Die Beschwerdeführerin hat dem Bund Aufwendungen in der Höhe von 381,90 EUR binnen zwei Wochen bei sonstiger Exekution zu ersetzen.
Begründung
Die Beschwerdeführerin erklärte für die Streitjahre 1999 und 2000 Einkünfte aus nichtselbständiger Arbeit als Diplomatin sowie Einkünfte aus Vermietung und Verpachtung. Sie machte außergewöhnliche Belastungen in Höhe von 48.430 S (1999) und 167.020 S (2000) aus dem Titel der "Kinderbetreuung" geltend.
Mit Bescheiden vom 4. und 7. Mai 2001 setzte das Finanzamt die Einkommensteuer fest und ging von einem Einkommen von 326.895 S (1999) und 374.071 S (2000) aus. Die geltend gemachte außergewöhnlichen Belastung erkannte das Finanzamt nicht an, weil die Kinderbetreuung mit der Familienbeihilfe abgegolten sei und die Beschäftigung einer Haushaltshilfe keine außergewöhnliche Belastung darstelle.
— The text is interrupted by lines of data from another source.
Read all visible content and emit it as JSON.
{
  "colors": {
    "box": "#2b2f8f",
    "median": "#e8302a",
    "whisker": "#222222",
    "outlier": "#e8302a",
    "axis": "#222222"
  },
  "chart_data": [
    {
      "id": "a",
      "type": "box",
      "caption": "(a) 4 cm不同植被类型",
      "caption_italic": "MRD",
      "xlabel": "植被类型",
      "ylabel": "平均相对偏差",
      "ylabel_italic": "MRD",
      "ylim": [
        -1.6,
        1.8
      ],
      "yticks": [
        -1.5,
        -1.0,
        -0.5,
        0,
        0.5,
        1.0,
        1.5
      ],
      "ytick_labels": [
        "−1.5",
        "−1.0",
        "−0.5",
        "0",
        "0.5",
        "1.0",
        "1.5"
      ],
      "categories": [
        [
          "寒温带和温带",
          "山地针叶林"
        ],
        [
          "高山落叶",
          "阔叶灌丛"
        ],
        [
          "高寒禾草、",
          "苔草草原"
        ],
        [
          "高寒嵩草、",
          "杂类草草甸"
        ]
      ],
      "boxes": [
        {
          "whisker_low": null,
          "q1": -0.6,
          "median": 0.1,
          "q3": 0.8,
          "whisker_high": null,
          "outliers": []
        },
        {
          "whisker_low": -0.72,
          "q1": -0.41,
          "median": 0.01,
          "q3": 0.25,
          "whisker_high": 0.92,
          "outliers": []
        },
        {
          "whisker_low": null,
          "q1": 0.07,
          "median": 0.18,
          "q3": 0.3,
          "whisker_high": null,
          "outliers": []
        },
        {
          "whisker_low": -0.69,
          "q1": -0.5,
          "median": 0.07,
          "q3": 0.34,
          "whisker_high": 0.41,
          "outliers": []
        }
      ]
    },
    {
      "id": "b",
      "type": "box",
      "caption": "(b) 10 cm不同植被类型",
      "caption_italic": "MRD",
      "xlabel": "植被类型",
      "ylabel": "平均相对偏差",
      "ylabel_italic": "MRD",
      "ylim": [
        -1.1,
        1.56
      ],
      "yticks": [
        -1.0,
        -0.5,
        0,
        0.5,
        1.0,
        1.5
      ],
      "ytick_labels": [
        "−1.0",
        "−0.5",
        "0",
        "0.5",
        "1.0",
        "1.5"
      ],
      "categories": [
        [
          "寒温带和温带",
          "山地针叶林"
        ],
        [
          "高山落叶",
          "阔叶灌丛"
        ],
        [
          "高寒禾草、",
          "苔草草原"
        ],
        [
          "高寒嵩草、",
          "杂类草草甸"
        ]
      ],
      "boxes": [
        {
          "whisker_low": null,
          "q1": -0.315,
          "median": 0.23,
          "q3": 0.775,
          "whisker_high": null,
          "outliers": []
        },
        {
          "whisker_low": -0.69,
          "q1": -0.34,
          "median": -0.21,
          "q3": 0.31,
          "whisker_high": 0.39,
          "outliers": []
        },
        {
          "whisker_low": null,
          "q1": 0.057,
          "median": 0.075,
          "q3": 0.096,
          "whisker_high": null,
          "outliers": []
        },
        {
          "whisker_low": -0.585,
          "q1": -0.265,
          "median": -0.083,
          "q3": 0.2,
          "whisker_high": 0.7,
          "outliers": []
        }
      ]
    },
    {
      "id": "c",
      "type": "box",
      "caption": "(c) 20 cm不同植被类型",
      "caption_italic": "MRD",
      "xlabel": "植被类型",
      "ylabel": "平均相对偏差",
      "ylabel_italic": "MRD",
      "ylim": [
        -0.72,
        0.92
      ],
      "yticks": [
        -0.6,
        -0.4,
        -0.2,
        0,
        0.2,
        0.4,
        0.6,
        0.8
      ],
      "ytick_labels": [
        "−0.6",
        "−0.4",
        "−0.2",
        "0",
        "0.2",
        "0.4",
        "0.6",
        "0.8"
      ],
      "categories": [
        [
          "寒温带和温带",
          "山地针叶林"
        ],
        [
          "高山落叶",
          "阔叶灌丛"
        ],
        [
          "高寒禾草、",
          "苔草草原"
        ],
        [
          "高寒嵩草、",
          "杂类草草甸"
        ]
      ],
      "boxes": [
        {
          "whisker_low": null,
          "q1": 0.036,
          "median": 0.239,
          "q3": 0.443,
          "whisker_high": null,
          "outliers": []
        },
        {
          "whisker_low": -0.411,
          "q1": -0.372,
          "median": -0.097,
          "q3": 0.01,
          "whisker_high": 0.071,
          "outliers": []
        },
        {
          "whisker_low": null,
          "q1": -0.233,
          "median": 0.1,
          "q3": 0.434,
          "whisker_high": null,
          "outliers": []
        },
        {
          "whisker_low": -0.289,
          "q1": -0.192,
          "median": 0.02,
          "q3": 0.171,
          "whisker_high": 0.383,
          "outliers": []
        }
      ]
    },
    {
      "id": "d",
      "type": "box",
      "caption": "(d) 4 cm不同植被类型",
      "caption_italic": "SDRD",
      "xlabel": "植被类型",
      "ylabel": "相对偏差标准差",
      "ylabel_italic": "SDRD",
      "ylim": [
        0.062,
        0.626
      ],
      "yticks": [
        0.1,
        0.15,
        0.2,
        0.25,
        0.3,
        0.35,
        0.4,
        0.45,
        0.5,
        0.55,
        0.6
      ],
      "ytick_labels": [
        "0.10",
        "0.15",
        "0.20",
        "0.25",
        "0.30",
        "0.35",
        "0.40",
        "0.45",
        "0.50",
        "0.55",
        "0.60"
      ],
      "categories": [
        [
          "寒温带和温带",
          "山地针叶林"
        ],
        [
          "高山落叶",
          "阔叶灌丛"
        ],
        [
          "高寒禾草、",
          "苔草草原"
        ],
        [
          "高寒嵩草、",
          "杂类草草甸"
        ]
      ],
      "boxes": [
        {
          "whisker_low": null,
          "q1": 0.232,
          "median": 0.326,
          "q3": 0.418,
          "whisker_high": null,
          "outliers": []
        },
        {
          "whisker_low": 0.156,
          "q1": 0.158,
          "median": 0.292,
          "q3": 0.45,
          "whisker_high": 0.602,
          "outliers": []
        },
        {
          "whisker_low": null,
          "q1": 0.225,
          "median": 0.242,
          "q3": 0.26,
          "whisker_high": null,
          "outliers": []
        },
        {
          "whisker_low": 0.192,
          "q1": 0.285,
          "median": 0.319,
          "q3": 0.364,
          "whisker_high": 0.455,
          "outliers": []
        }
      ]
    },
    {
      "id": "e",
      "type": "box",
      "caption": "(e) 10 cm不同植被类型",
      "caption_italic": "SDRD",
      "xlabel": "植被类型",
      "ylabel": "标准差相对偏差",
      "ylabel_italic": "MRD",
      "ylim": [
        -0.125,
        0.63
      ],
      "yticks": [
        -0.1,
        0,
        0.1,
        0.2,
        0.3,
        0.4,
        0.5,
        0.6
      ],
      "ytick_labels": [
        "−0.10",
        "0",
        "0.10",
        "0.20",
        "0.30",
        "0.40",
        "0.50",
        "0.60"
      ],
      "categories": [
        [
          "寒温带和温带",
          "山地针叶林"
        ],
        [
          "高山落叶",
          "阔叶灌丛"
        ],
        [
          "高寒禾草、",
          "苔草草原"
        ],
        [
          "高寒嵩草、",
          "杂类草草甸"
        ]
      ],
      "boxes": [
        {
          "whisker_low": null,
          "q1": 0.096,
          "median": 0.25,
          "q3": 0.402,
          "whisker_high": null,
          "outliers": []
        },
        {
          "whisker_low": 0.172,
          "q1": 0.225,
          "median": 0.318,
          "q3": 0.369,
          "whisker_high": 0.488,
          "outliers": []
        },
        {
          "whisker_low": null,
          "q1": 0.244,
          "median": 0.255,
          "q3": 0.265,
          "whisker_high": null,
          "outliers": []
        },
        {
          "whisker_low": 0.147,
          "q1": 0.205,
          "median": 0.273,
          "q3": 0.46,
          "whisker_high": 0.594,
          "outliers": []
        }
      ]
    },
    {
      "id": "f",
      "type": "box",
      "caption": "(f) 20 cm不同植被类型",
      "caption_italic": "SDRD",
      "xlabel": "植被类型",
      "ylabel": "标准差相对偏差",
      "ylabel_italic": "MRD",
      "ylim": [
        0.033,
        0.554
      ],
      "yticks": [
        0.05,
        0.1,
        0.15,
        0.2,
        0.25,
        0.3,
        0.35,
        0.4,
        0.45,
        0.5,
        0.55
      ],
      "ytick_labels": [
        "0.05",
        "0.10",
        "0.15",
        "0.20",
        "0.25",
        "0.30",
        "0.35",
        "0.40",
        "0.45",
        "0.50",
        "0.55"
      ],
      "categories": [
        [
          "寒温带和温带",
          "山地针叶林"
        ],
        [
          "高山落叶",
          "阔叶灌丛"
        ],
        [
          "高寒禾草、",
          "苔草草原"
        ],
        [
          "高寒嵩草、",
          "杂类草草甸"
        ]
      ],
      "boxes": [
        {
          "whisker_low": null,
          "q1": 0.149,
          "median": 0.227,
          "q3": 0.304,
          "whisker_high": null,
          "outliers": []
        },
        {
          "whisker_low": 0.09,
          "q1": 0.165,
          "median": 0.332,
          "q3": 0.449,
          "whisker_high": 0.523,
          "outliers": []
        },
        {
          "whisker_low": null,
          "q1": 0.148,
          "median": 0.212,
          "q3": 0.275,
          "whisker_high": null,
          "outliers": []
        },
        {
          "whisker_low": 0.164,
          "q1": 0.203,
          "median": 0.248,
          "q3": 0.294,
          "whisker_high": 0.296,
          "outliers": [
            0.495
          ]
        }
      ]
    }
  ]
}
Dagegen berief die Beschwerdeführerin. Zur "korrekten Betreuung" ihres Sohnes habe eine Kinderfrau eingestellt werden müssen, weil sie auf Grund ihres Dienstvertrages auch zur Ableistung von Überstunden verpflichtet worden sei. Die Beschwerdeführerin habe am 1. August 1997 ihren Dienst an der österreichischen Botschaft in Bonn angetreten und damit ihre Karenzzeit nach fünfzehn Monaten (der Sohn sei am 12. Dezember 1995 geboren worden) vorzeitig beendet. Laut Dienstvertrag sei sie zur Ableistung von Überstunden verpflichtet worden, die pauschaliert abgegolten worden seien. Für die Zeit des deutschen Ratsvorsitzes in der Europäischen Union im ersten Halbjahr 1999 sei diese Verpflichtung erhöht, danach wieder verringert worden. Zur Betreuung ihres eineinhalbjährigen Sohnes sei wegen der Berufstätigkeit ihres Ehemannes "eine Kinderfrau nach deutschem Recht" eingestellt und auch von ihrem Mann "in Deutschland steuerlich geltend gemacht" worden. Durch einen Wechsel der Kinderfrau sei am 20. September 1999 Frau L.H. nach den Richtlinien des deutschen Auswärtigen Amtes als private Hausangestellte im diplomatischen Dienst eingestellt worden, weshalb der diesbezügliche Aufwand von ihrem Mann nicht mehr habe steuerlich geltend gemacht werden können. Da ihr Sohn inzwischen auch den Kindergarten besuche, sei es Aufgabe der Kinderfrau gewesen, das Kind in den Kindergarten zu bringen und es auch wieder abzuholen, sowie es abends zu betreuen, wenn die Beschwerdeführerin beruflichen Verpflichtungen nachgegangen sei. Allein dieser Zeitaufwand habe 40 Stunden pro Woche betragen.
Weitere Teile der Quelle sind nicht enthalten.